Geçen yıl bir yazımızda, Fethullahçı takımın 2008-2011 yılları
arasında kendilerinden olmayanları ordudan nasıl
uzaklaştırdıklarını örnekleri ile dile getirmiş,“orduya cemaatin ve
iktidarın kapıkulu askerlerinin alındığını” ifade
etmiştik.
Yazı yayımlandıktan birkaç gün sonra Genelkurmay Askeri
Savcılığı’na çağırıldık.
Askeri Savcı Ali Müjdat Eski, bizi, üstünde
onlarca soruşturma dosyası olan bir sehpanın yanına oturttu.
Sözde “tanık” olarak ifademizi alacaktı. Israrla,
yazımızdaki bilgilerin kaynağını öğrenmek istedi. Sehpanın
üstündeki dosyaları gösterip “İşteyürüttüğümüz soruşturma
dosyaları. Siz bize bilgi vermezseniz neyi
soruşturacağız”demeye getirdi.
Gazetecinin görevinin savcıya bilgi vermek, kaynağını açıklamak
değil, edindiği bilgiyi kamuoyu ile paylaşmak olduğunu, savcının
görevinin de “eğer istiyorsa” o bilgileri soruşturmak
olduğunu söyledik.
Bunun üzerine Askeri Savcı Ali Müjdat Eski, asıl amacına
yöneldi: “Cemaatin veiktidarın kapıkulu askerleri”nden ne
kastettiğimizi sorgulamaya başladı. TSK’yi mi
karalıyorduk?
Anlaşılan, askeri savcı, ordudaki cemaatçileri değil, ordudaki
cemaatçiliği ortaya koyanları soruşturmakla görevliydi.
Savcıya, “Beni sorgulayacağınız yerde, ordudaki
yurtseverleri tasfiye edenleri sorgulasaydınız daha yerinde
olurdu.
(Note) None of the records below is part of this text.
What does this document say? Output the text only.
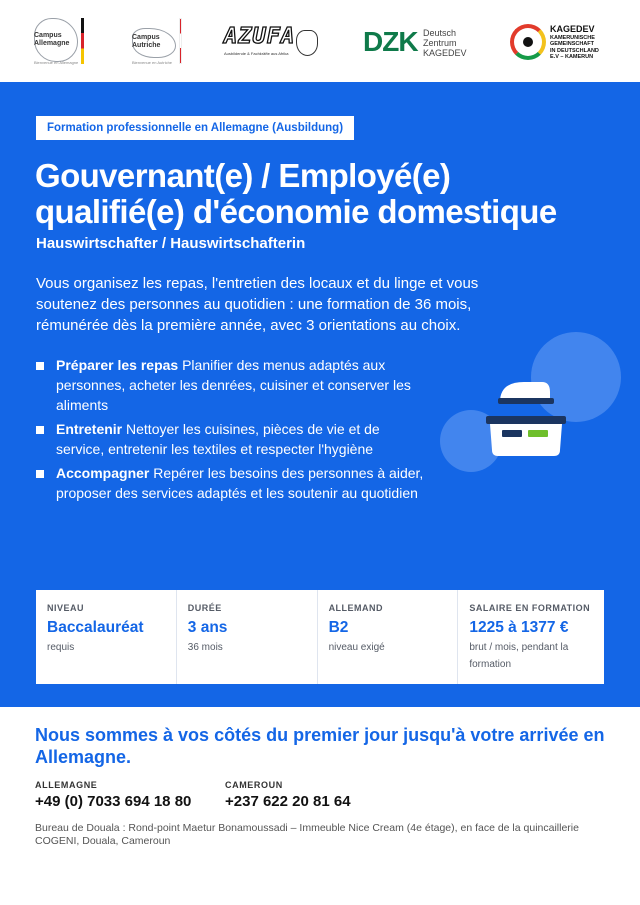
Campus Allemagne
Bienvenue en Allemagne
Campus Autriche
Bienvenue en Autriche
AZUFA
Ausbildende & Fachkräfte aus Afrika	DZK Deutsch
Zentrum
KAGEDEV
KAGEDEV
KAMERUNISCHE
GEMEINSCHAFT
IN DEUTSCHLAND
E.V – KAMERUN
Formation professionnelle en Allemagne (Ausbildung)
Gouvernant(e) / Employé(e)
qualifié(e) d'économie domestique
Hauswirtschafter / Hauswirtschafterin

Vous organisez les repas, l'entretien des locaux et du linge et vous soutenez des personnes au quotidien : une formation de 36 mois, rémunérée dès la première année, avec 3 orientations au choix.

Préparer les repas Planifier des menus adaptés aux personnes, acheter les denrées, cuisiner et conserver les aliments
Entretenir Nettoyer les cuisines, pièces de vie et de service, entretenir les textiles et respecter l'hygiène
Accompagner Repérer les besoins des personnes à aider, proposer des services adaptés et les soutenir au quotidien
NIVEAU
Baccalauréat
requis
DURÉE
3 ans
36 mois
ALLEMAND
B2
niveau exigé
SALAIRE EN FORMATION
1225 à 1377 €
brut / mois, pendant la formation
Nous sommes à vos côtés du premier jour jusqu'à votre arrivée en Allemagne.
ALLEMAGNE
+49 (0) 7033 694 18 80
CAMEROUN
+237 622 20 81 64
Bureau de Douala : Rond-point Maetur Bonamoussadi – Immeuble Nice Cream (4e étage), en face de la quincaillerie COGENI, Douala, Cameroun
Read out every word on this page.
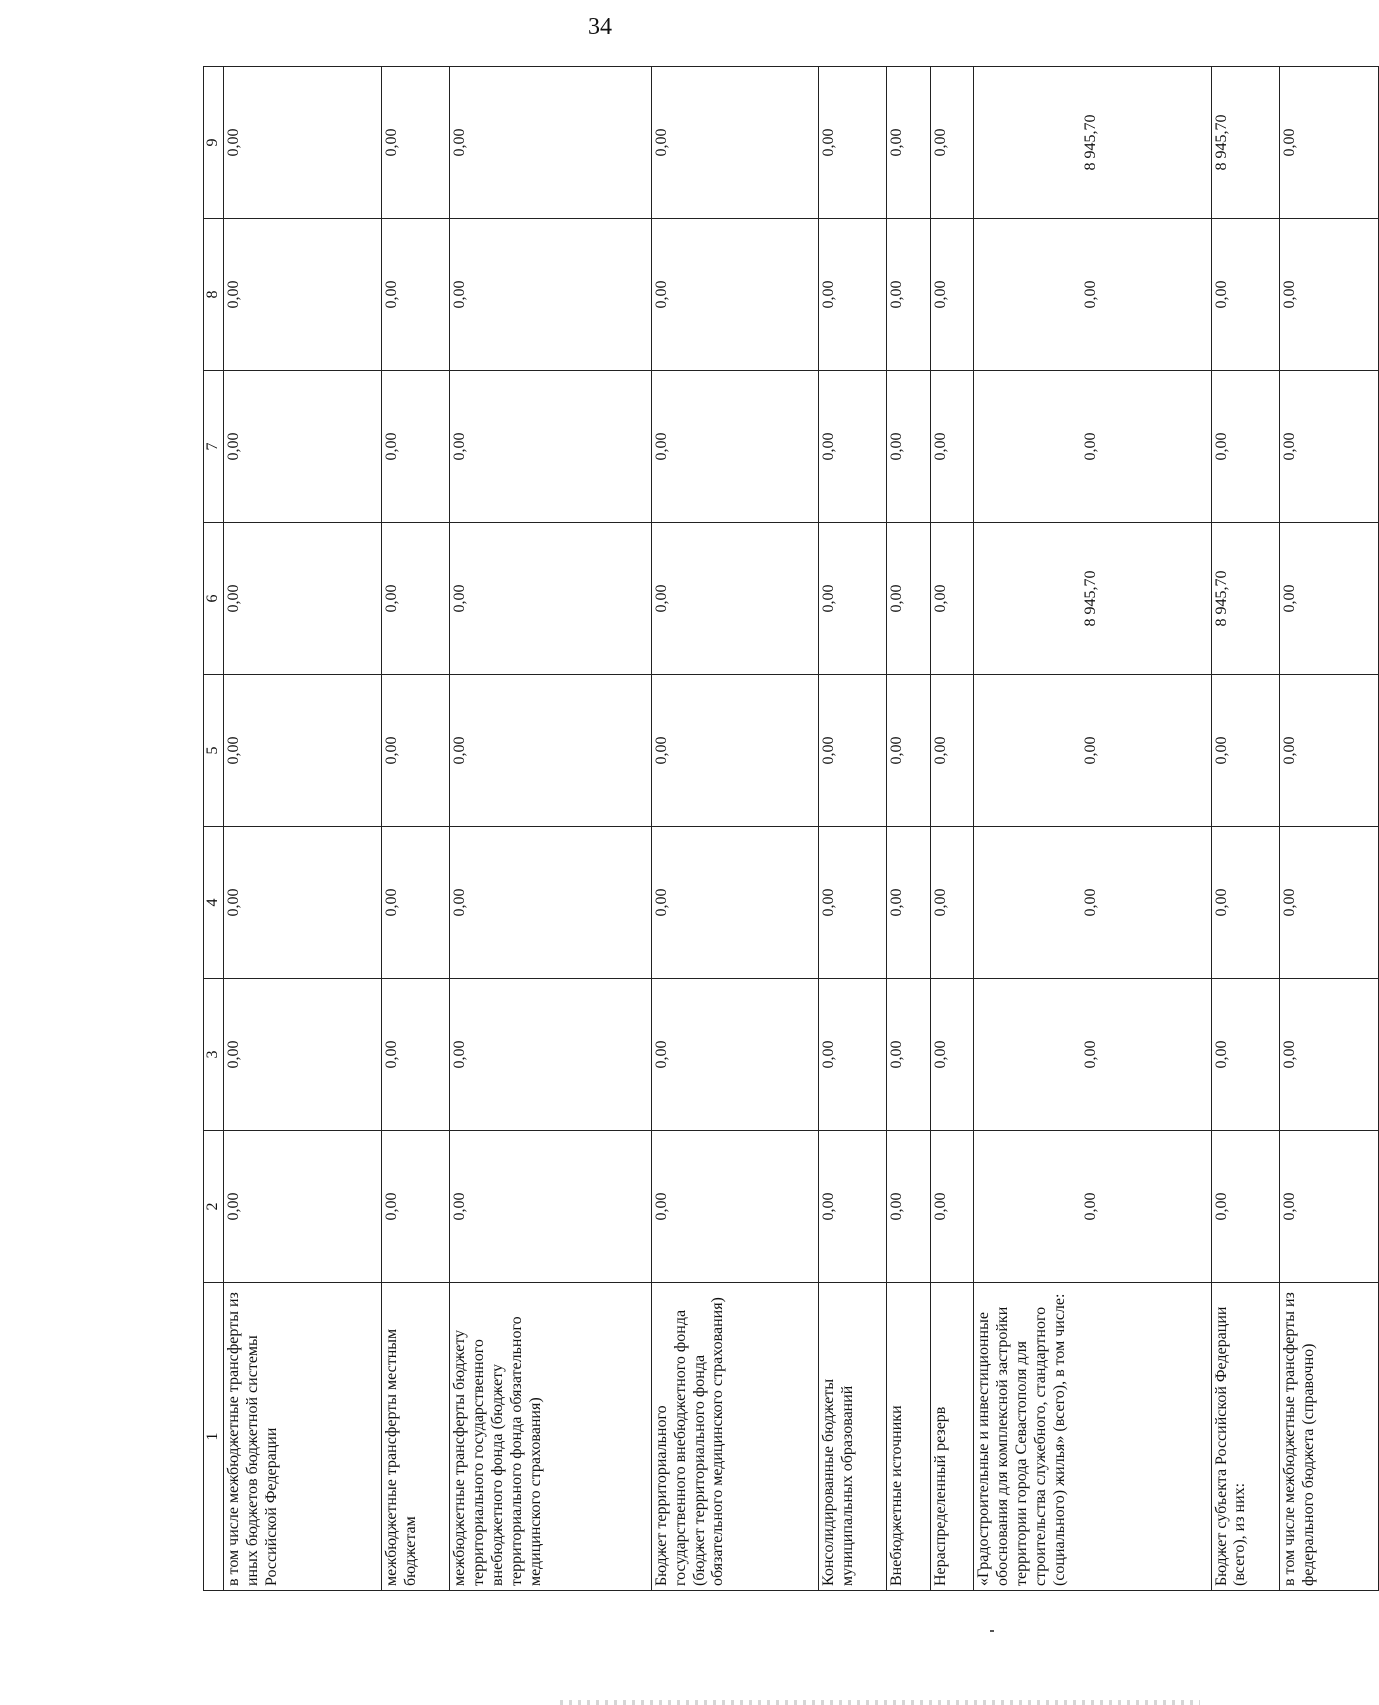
34
1	2	3	4	5	6	7	8	9
в том числе межбюджетные трансферты из иных бюджетов бюджетной системы Российской Федерации	0,00	0,00	0,00	0,00	0,00	0,00	0,00	0,00
межбюджетные трансферты местным бюджетам	0,00	0,00	0,00	0,00	0,00	0,00	0,00	0,00
межбюджетные трансферты бюджету территориального государственного внебюджетного фонда (бюджету территориального фонда обязательного медицинского страхования)	0,00	0,00	0,00	0,00	0,00	0,00	0,00	0,00
Бюджет территориального государственного внебюджетного фонда (бюджет территориального фонда обязательного медицинского страхования)	0,00	0,00	0,00	0,00	0,00	0,00	0,00	0,00
Консолидированные бюджеты муниципальных образований	0,00	0,00	0,00	0,00	0,00	0,00	0,00	0,00
Внебюджетные источники	0,00	0,00	0,00	0,00	0,00	0,00	0,00	0,00
Нераспределенный резерв	0,00	0,00	0,00	0,00	0,00	0,00	0,00	0,00
«Градостроительные и инвестиционные обоснования для комплексной застройки территории города Севастополя для строительства служебного, стандартного (социального) жилья» (всего), в том числе:	0,00	0,00	0,00	0,00	8 945,70	0,00	0,00	8 945,70
Бюджет субъекта Российской Федерации (всего), из них:	0,00	0,00	0,00	0,00	8 945,70	0,00	0,00	8 945,70
в том числе межбюджетные трансферты из федерального бюджета (справочно)	0,00	0,00	0,00	0,00	0,00	0,00	0,00	0,00
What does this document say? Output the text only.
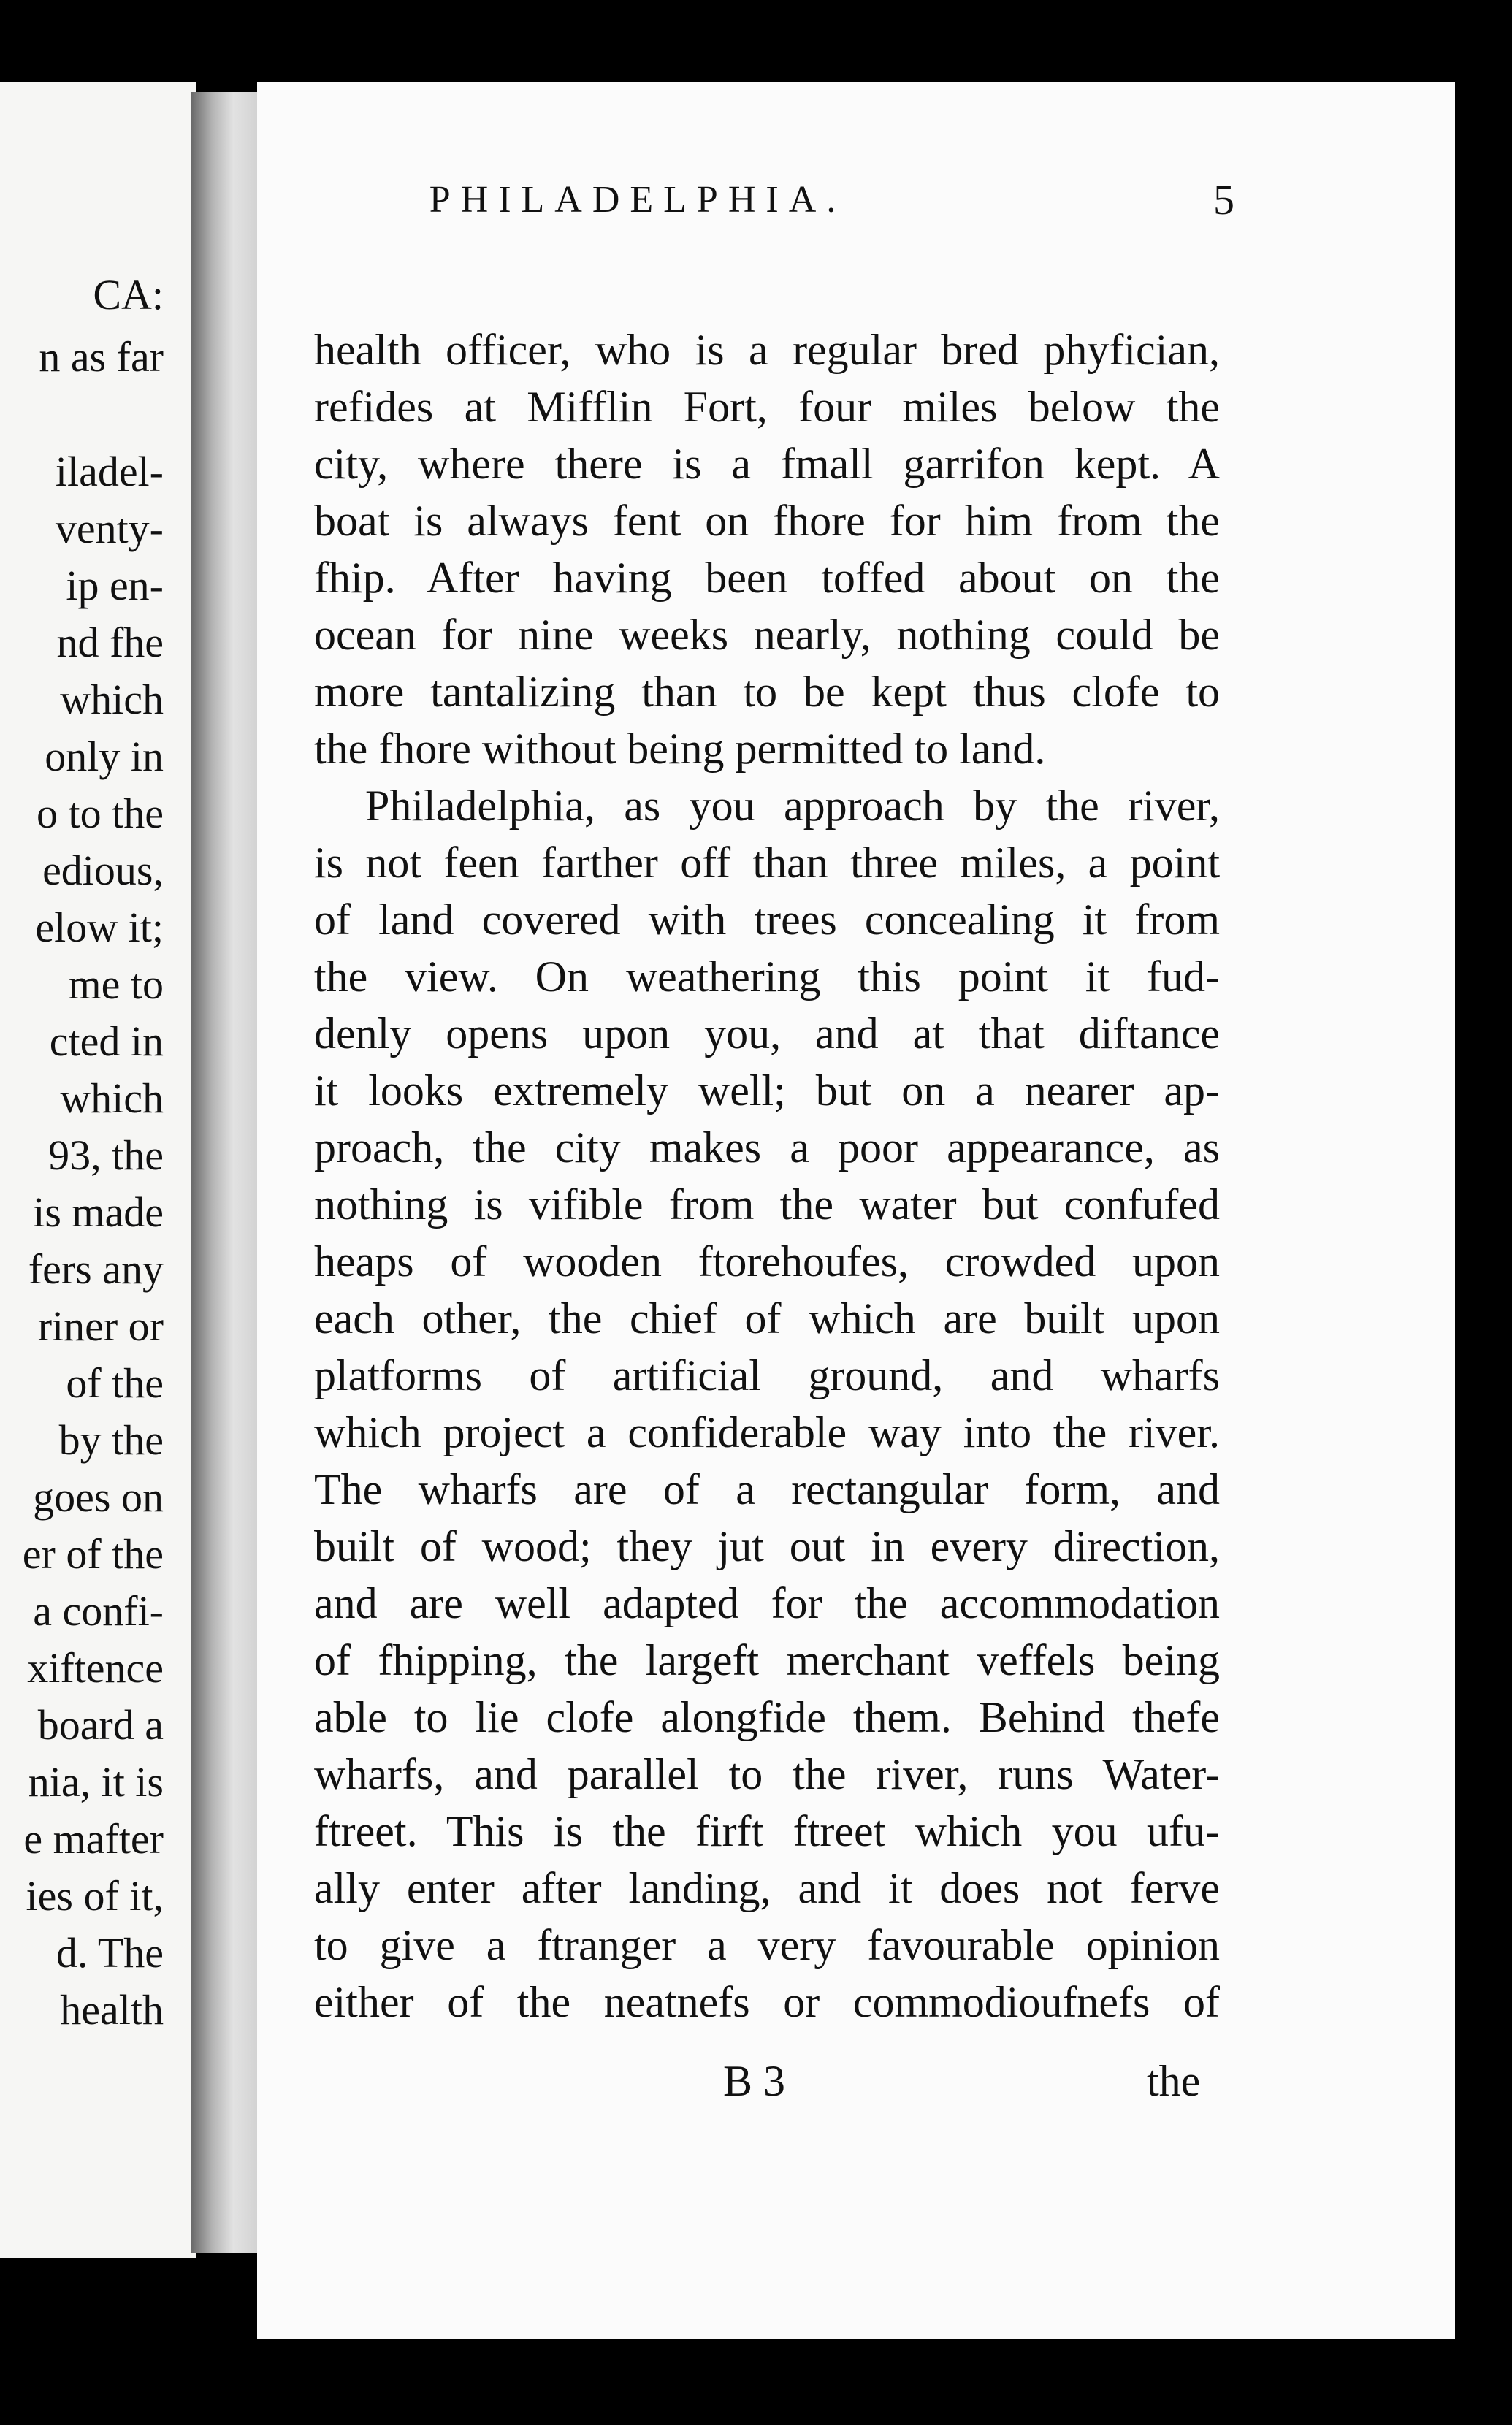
CA:
n as far
iladel-
venty-
ip en-
nd fhe
which
only in
o to the
edious,
elow it;
me to
cted in
which
93, the
is made
fers any
riner or
of the
by the
goes on
er of the
a confi-
xiftence
board a
nia, it is
e mafter
ies of it,
d. The
health
PHILADELPHIA.	5
health officer, who is a regular bred phyfician,
refides at Mifflin Fort, four miles below the
city, where there is a fmall garrifon kept. A
boat is always fent on fhore for him from the
fhip. After having been toffed about on the
ocean for nine weeks nearly, nothing could be
more tantalizing than to be kept thus clofe to
the fhore without being permitted to land.
Philadelphia, as you approach by the river,
is not feen farther off than three miles, a point
of land covered with trees concealing it from
the view. On weathering this point it fud-
denly opens upon you, and at that diftance
it looks extremely well; but on a nearer ap-
proach, the city makes a poor appearance, as
nothing is vifible from the water but confufed
heaps of wooden ftorehoufes, crowded upon
each other, the chief of which are built upon
platforms of artificial ground, and wharfs
which project a confiderable way into the river.
The wharfs are of a rectangular form, and
built of wood; they jut out in every direction,
and are well adapted for the accommodation
of fhipping, the largeft merchant veffels being
able to lie clofe alongfide them. Behind thefe
wharfs, and parallel to the river, runs Water-
ftreet. This is the firft ftreet which you ufu-
ally enter after landing, and it does not ferve
to give a ftranger a very favourable opinion
either of the neatnefs or commodioufnefs of
B 3	the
Kaldı ki, cemaat için yürüttüğünüzü söylediğiniz
soruşturmadan bir sonuç çıkmayacağı
kanısındayım” dedik.
Askeri savcı, çok sinirlendi, tanık olarak kısa bir ifademizi alıp
bizi gönderdi.
Beklediğimiz oldu, ordudaki cemaatçilerle ilgili o sözde
soruşturmadan hiçbir sonuç çıkmadı.
15 Temmuz’dan sonra cemaatin kapıkulu askerlerinin varlığı
kanıtlandı. Askeri Savcı Ali Müjdat Eski de, cemaatçi olduğu
gerekçesiyle tutuklandı.
Ruhun hortlattıkları
15 Temmuz gerici askeri ayaklanması bahanesiyle askeri Haydarpaşa
Eğitim Hastanesi’nin adı sivilleştirildi:
“Sultan Abdülhamid Eğitim ve Araştırma Hastanesi”.
Tarih kitapları; Abdülhamid’in, Topçu
Kışlası’ndan fırlayan yobaz askerlerin giriştiği 31 Mart gerici
ayaklanmaya, Meşrutiyet’e son vermek adına destek verdiğini
yazar.
“Yenikapı ruhu” dedikleri şeyle saraya tam destek veren
muhalefet farkındadır mutlaka...
O ruh sayesinde, Topçu Kışlası da, Abdülhamid de hortlatılıyor.